In our previous post we mentioned the impact of the last acknowledged global pandemic, the so-called Spanish Flu of 1918/19, as being remarkably muted, primarily, it seems, because of the context in which it occurred.
However, if one wishes to understand the extent to which pandemics can, in fact, change the direction of human affairs, one needs to go back much further, understanding not only their relative scale, but also how a particular disease was viewed at the time.
Interestingly, in the same way there is the Richter Scale to measure the force of an earthquake or the Saffir-Simpson one to measure the strength of a hurricane, there is actually one for broader disasters afflicting Humanity. This is the Foster Scale (created by Canadian geographer Harold D. Foster), which like the other 2 scales mentioned, is logarithmic in nature. A sense of what “disaster” means can be seen by the fact that only World War II ranks ahead of the Black Death, which between 1347 and 1352 is estimated to have killed a third of Europe’s then 75MM population (which, ignore the fact of all the deaths it caused elsewhere in the world). To say that this was generally-viewed as a portent of the end of the world, would be an understatement.

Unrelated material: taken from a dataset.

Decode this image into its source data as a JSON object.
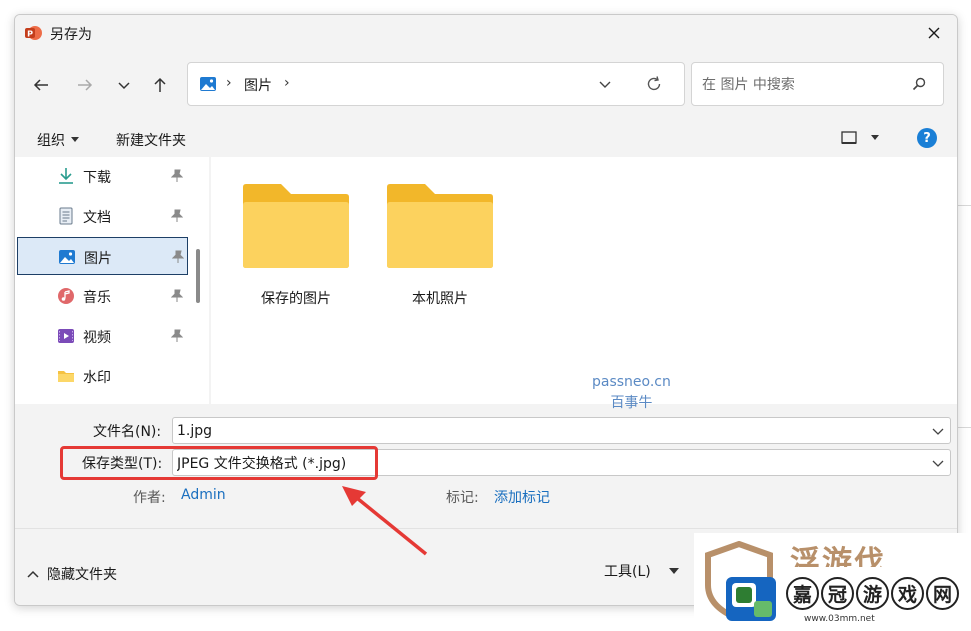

While debate continues about the true mortality rate of Covid-19, current estimates usually do not rise above low single digit percentages. The bubonic plague has an estimated mortality rate of up to 60% in populations which have no immunity. One can work out the impact which an equivalent pandemic would have on the Earth’s current 7.7BN inhabitants- and, of course, it would be worst in dense population centres in an urbanizing world. So, in relative terms, Covid-19 has less of an epidemiological impact; but the nature of our inter-connected and information-deluged world exacerbates the economic and behavioural outcomes.
Apart from the fact that the consequences of the Black Death led to the reconfiguration, at least in Western Europe, of feudal societies, and so laid the foundation for the world we know today, it also, even then, produced widely varying outcomes based upon how a particular population responded. Bear in mind this was an era which had no understanding of the plague’s source, vectors and modes of transmission.
The Republic of Florence lost 50% of its population.
La Serenissima, Venice, an international trading hub, up to 60%.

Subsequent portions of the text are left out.